Setidaknya disisi pengembang teknologi jaringan, pengadaan infrastruktur pada wilayah geografis yang berat seperti di Indonesia, membutuhkan biaya yang tidak sedikit. Butuh investor atau pemodal yang sanggup membiayai pembangunan infrastruktur tersebut.

Contoh beberapa penggunaan teknologi wireless,

  1. Inframerah

Inframerah yang dalam bahasa inggris disebut InfraRed dan di singkat IR adalah bagian dari spektrum elektromagnetik yang lebih pendek dari gelombang radio tetapi lebih panjang dari cahaya tampak. Rentang frekuensinya yaitu antara 300 GHz dan 400 GHz sesuai dengan panjang gelombang dari 1mm hingga 750 nm. Infra merah telah lama digunakan pada peralatan penglihatan malam dan remote control Televisi. Inframerah juga merupakan salah satu media fisik dalam standar LAN nirkabel asli, yaitu IEEE 802.11. Penggunaan inframerah dalam komunikasi dan jaringan didefinisikan oleh IrDA (Infrared Data Association). Menggunakan spesifikasi IrDA, inframerah dapat digunakan dalam berbagai aplikasi seperti transfer file, sinkronisasi, jaringan dial-up, dan pembayaran. Namun, jangkauan IrDA terbatas. Hal yang perlu diketahui pada Infrared yaitu bahwa cahaya dapat mengganggu sinyal.

2. Bluetooth

Bluetooth adalah perangkat teknologi komunikasi data tanpa kabel (wireless), yang berfungsi sebagai media tukar-menukar data antara beberapa perangkat elektronik, seperti mobile PC, mobile phone, PDA (Personal Digital Assistant), headset, kamera, printer, router dan sebagainya. Bluetooth beroperasi dalam pita frekuensi 2,4 GHz dengan kecepatan transfer data tidak kurang dari 1 Mb/s.

3. Wifi

Wifi adalah Teknologi yang fungsinya saling bertukar data memakai gelombang radio (secara nirkabel) dengan memakai bermacam peralatan elektronik.

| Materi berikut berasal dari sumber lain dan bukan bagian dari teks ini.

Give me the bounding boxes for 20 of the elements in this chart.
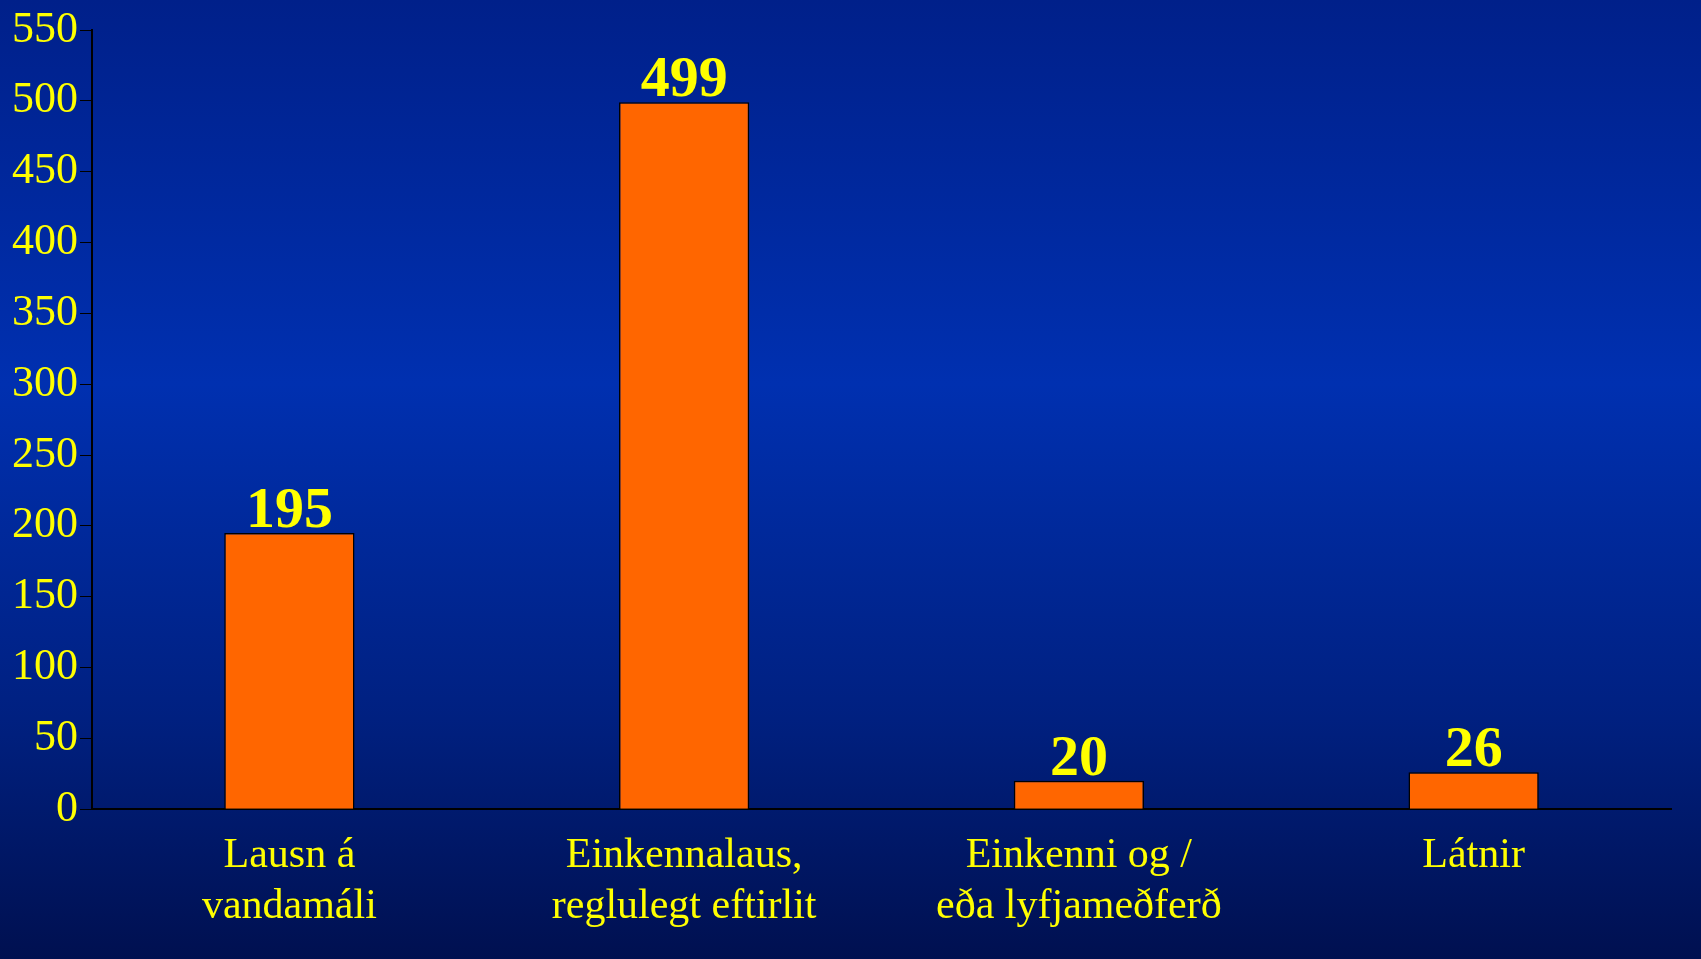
y-tick-label: 150 — [12, 569, 78, 619]
x-tick-label: Einkenni og / eða lyfjameðferð — [936, 830, 1222, 927]
data-label: 499 — [640, 44, 728, 110]
y-tick-label: 500 — [12, 73, 78, 123]
y-tick-label: 100 — [12, 640, 78, 690]
y-tick-label: 50 — [34, 710, 78, 760]
x-tick-label: Einkennalaus, reglulegt eftirlit — [551, 830, 817, 927]
y-tick-label: 350 — [12, 285, 78, 335]
data-label: 195 — [245, 474, 333, 540]
y-tick-label: 0 — [56, 781, 78, 831]
y-tick-label: 250 — [12, 427, 78, 477]
data-label: 26 — [1444, 714, 1503, 780]
x-tick-label: Látnir — [1422, 830, 1525, 877]
data-label: 20 — [1049, 722, 1108, 788]
y-tick-label: 200 — [12, 498, 78, 548]
y-tick-label: 400 — [12, 215, 78, 265]
y-tick-label: 550 — [12, 2, 78, 52]
y-tick-label: 450 — [12, 144, 78, 194]
x-tick-label: Lausn á vandamáli — [201, 830, 377, 927]
y-tick-label: 300 — [12, 356, 78, 406]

Dibutuhkan peralatan elektronik seperti contohnya komputer, smartphone, tablet, atau malah video game console guna terhubung dalam jaringan komputer, termasuk internet, lewat Wifi.

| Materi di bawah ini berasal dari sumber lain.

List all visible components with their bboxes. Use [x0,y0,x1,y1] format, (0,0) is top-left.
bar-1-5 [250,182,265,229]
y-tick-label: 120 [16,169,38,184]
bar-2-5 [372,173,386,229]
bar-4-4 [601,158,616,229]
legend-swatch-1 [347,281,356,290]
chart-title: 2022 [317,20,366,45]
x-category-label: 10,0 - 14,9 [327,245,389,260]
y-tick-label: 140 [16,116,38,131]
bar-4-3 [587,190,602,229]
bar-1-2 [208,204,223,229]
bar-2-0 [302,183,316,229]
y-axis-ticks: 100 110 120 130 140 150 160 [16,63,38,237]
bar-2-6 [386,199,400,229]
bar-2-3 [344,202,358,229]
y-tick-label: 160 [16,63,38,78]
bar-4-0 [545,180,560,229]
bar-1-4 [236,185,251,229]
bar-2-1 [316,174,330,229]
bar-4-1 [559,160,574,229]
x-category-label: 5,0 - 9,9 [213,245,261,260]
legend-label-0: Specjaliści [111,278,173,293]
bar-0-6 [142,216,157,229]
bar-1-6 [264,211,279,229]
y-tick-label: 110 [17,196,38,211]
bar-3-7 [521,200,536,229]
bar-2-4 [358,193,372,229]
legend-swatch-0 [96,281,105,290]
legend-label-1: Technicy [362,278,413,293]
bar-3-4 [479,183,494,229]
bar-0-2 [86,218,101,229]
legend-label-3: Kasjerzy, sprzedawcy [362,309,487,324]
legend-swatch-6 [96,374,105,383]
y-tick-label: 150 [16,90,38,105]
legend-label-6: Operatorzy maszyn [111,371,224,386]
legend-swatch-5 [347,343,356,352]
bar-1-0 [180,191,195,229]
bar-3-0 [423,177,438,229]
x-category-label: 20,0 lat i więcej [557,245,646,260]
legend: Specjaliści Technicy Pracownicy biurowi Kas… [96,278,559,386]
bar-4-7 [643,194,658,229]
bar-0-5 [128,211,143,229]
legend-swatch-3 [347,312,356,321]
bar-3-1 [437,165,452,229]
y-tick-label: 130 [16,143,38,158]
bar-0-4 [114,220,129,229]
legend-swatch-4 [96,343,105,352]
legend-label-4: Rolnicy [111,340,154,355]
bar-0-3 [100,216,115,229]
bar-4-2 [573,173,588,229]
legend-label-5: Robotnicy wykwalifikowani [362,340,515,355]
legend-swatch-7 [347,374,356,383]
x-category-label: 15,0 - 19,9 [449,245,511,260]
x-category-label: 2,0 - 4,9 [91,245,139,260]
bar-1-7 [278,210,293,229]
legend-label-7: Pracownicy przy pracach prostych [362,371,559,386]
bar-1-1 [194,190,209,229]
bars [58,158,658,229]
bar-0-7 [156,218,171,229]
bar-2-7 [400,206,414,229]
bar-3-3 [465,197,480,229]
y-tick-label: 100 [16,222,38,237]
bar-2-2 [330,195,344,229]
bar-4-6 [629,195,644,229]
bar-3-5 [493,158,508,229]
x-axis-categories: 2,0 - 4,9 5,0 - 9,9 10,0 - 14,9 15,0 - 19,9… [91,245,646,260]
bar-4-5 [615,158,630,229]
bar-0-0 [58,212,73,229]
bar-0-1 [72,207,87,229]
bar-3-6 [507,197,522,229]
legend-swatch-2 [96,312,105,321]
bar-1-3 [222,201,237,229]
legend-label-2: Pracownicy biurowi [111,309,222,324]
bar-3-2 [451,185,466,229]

Perangkat elektronik itu wajiblah ada dalam suatu titik akses (hotspot) jaringan nirkabel untuk bisa terhubung dengan Wifi. Dalam sebuah jaringan Wifi, biasanya titik akses mempunyai jangkauan sampai 20 meter di dalam ruangan, serta ada yang lebih jauh jangkauannya untuk Wifi di luar ruangan.

Wifi sendiri sebenarnya adalah singkatan dari Wireless Fidelity. Pada umumnya, untuk dapat terhubung dengan suatu perangkat elektronik, Wifi memakai frekuensi gelombang radio dalam rentang 2,4GHz s/d 5GHz. Semakin berkembangnya zaman mengubah internet dari yang sebelumnya cuma merupakan kebutuhan tersier, sekarang malah sudah menjadi kebutuhan primer.

Wifi adalah singkatan dari wireless fidelity, berdasarkan hal itu maka cara bacanya menjadi wai-fi

Teknologi Broadband

Broadband adalah layanan transmisi data dalam cakupan wilayah yang luas dan dengan kecepatan tinggi. Broadband adalah teknologi yang memanfaatkan jaringan layanan internet baik yang menggunakan kabel ataupun nirkabel agar bisa di nikmati secara luas oleh para penggunanya diseluruh dunia.